Today Lisa Bright from the Pastoral Renewal team presents our Gospel reflection and reads from the Gospel of Matthew (5: 43-48) in which Jesus tells his followers ‘love your enemies and pray for those who persecute you, in this way you will be children of your Father in heaven’.
Lisa says, in this gospel, Jesus continues to share what it means to love another in the image and likeness of God. We heard in the gospel a very clear message with no exception – love your enemies, pray for those who persecute you. It’s easy to be nice to those people who are nice to you … but how do we respond when someone is unfriendly toward us?
Not only are we called to respond to this in our ‘human’ world, but Lisa says she is particularly attuned to this in our digital world. Scrolling through the internet and, on social media sites, sifting occasionally through the comments on posts, she is really saddened by some of the uncharitable and unloving comments she reads. It seems that the courtesies that we afford each other face-to-face do not extend to the digital space. And yet, Jesus’ words and message of this gospel are so applicable in that space.
For example, if Lisa sees a comment she doesn’t agree with or which has particularly angered or offended her, if she chooses to respond, how does she do this? What are the words to use? What is the tone to convey? As in a face-to-face situation, Lisa tries to see that the person behind a comment or post is also a person and is also loved by God. Our challenge in that situation is to see the face of God in the person behind the post.

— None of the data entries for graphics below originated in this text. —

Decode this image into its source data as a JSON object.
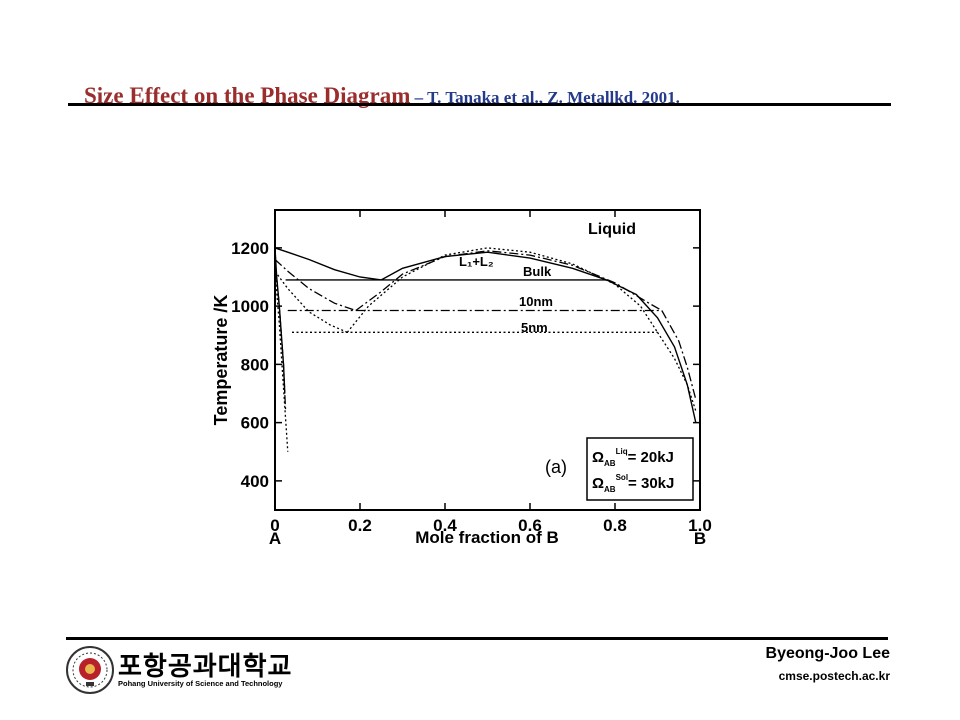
{
  "header": {
    "title_main": "Size Effect on the Phase Diagram",
    "title_sub": " – T. Tanaka et al., Z. Metallkd. 2001."
  },
  "chart_data": {
    "type": "line",
    "xlabel": "Mole fraction of B",
    "ylabel": "Temperature /K",
    "xlim": [
      0,
      1
    ],
    "ylim": [
      300,
      1330
    ],
    "xticks": [
      0,
      0.2,
      0.4,
      0.6,
      0.8,
      1.0
    ],
    "xtick_labels": [
      "0",
      "0.2",
      "0.4",
      "0.6",
      "0.8",
      "1.0"
    ],
    "yticks": [
      400,
      600,
      800,
      1000,
      1200
    ],
    "ytick_labels": [
      "400",
      "600",
      "800",
      "1000",
      "1200"
    ],
    "x_end_labels": [
      "A",
      "B"
    ],
    "grid": false,
    "panel_label": "(a)",
    "region_labels": [
      "Liquid",
      "L₁+L₂"
    ],
    "parameter_box": {
      "line1": {
        "symbol": "Ω",
        "sub": "AB",
        "sup": "Liq",
        "value": "= 20kJ"
      },
      "line2": {
        "symbol": "Ω",
        "sub": "AB",
        "sup": "Sol",
        "value": "= 30kJ"
      }
    },
    "series": [
      {
        "name": "Bulk",
        "style": "solid",
        "liquidus": [
          [
            0,
            1200
          ],
          [
            0.03,
            1185
          ],
          [
            0.08,
            1160
          ],
          [
            0.14,
            1125
          ],
          [
            0.2,
            1100
          ],
          [
            0.25,
            1090
          ]
        ],
        "miscibility_gap": [
          [
            0.25,
            1090
          ],
          [
            0.3,
            1130
          ],
          [
            0.4,
            1170
          ],
          [
            0.5,
            1185
          ],
          [
            0.6,
            1165
          ],
          [
            0.7,
            1130
          ],
          [
            0.78,
            1090
          ]
        ],
        "liquidus_right": [
          [
            0.78,
            1090
          ],
          [
            0.85,
            1040
          ],
          [
            0.9,
            960
          ],
          [
            0.94,
            860
          ],
          [
            0.97,
            730
          ],
          [
            0.99,
            600
          ]
        ],
        "solidus_left": [
          [
            0,
            1200
          ],
          [
            0.004,
            1100
          ],
          [
            0.01,
            1000
          ],
          [
            0.015,
            900
          ],
          [
            0.02,
            800
          ],
          [
            0.023,
            700
          ]
        ],
        "monotectic_T": 1090,
        "monotectic_x": [
          0.025,
          0.78
        ]
      },
      {
        "name": "10nm",
        "style": "dashdot",
        "liquidus": [
          [
            0,
            1160
          ],
          [
            0.03,
            1120
          ],
          [
            0.08,
            1060
          ],
          [
            0.14,
            1010
          ],
          [
            0.19,
            985
          ]
        ],
        "miscibility_gap": [
          [
            0.19,
            985
          ],
          [
            0.25,
            1050
          ],
          [
            0.3,
            1110
          ],
          [
            0.4,
            1170
          ],
          [
            0.5,
            1190
          ],
          [
            0.6,
            1175
          ],
          [
            0.7,
            1140
          ],
          [
            0.8,
            1080
          ],
          [
            0.88,
            1010
          ],
          [
            0.91,
            985
          ]
        ],
        "liquidus_right": [
          [
            0.91,
            985
          ],
          [
            0.95,
            880
          ],
          [
            0.97,
            790
          ],
          [
            0.99,
            680
          ]
        ],
        "solidus_left": [
          [
            0,
            1160
          ],
          [
            0.01,
            1000
          ],
          [
            0.02,
            800
          ],
          [
            0.025,
            640
          ]
        ],
        "monotectic_T": 985,
        "monotectic_x": [
          0.03,
          0.91
        ]
      },
      {
        "name": "5nm",
        "style": "dotted",
        "liquidus": [
          [
            0,
            1120
          ],
          [
            0.03,
            1060
          ],
          [
            0.08,
            980
          ],
          [
            0.13,
            935
          ],
          [
            0.17,
            910
          ]
        ],
        "miscibility_gap": [
          [
            0.17,
            910
          ],
          [
            0.22,
            1000
          ],
          [
            0.3,
            1100
          ],
          [
            0.4,
            1175
          ],
          [
            0.5,
            1200
          ],
          [
            0.6,
            1185
          ],
          [
            0.7,
            1145
          ],
          [
            0.8,
            1075
          ],
          [
            0.86,
            1000
          ],
          [
            0.9,
            910
          ]
        ],
        "liquidus_right": [
          [
            0.9,
            910
          ],
          [
            0.94,
            820
          ],
          [
            0.97,
            730
          ],
          [
            0.99,
            640
          ]
        ],
        "solidus_left": [
          [
            0,
            1120
          ],
          [
            0.01,
            940
          ],
          [
            0.02,
            720
          ],
          [
            0.03,
            500
          ]
        ],
        "monotectic_T": 910,
        "monotectic_x": [
          0.04,
          0.9
        ]
      }
    ]
  },
  "footer": {
    "university_ko": "포항공과대학교",
    "university_en": "Pohang University of Science and Technology",
    "author": "Byeong-Joo Lee",
    "website": "cmse.postech.ac.kr"
  }
}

The last line of today’s Gospel also captured Lisa’s attention today, “you must therefore be perfect just as your Heavenly Father is perfect.” What a line! I am to be perfect as God is perfect. No pressure whatsoever!
Upon reading some commentaries on this bible passage, the word ‘perfect’ in today’s language doesn’t have the same meaning as in the original text. The word perfect in Matthew’s Gospel comes from the Greek word ‘Teleois’ which translates to ‘fully grown’ or ‘whole’. It insinuates maturity. When Lisa applies it to this gospel, she hears Jesus saying that we must be whole in God and mature in our life and faith. And this is achieved by accepting the invitation to live in the way that Jesus is sharing with us.
Lisa says, she doesn’t think it is something we will necessarily achieve in this life she knows we are always maturing and discovering more and more about life and faith. She hopes though, in that discovery and in trying to live it, she is doing so in a way that lives and breathes life in its wholeness as God asks of us – that is loving others – face to face and in the digital world – our friends and our enemies, and forgiving others especially when we find it difficult to forgive so as to reflect God’s unconditional love.
In closing, Lisa invites us to pray, ‘God, I pray that we can become whole in you, listening to your word, and living it through our lives. Amen’.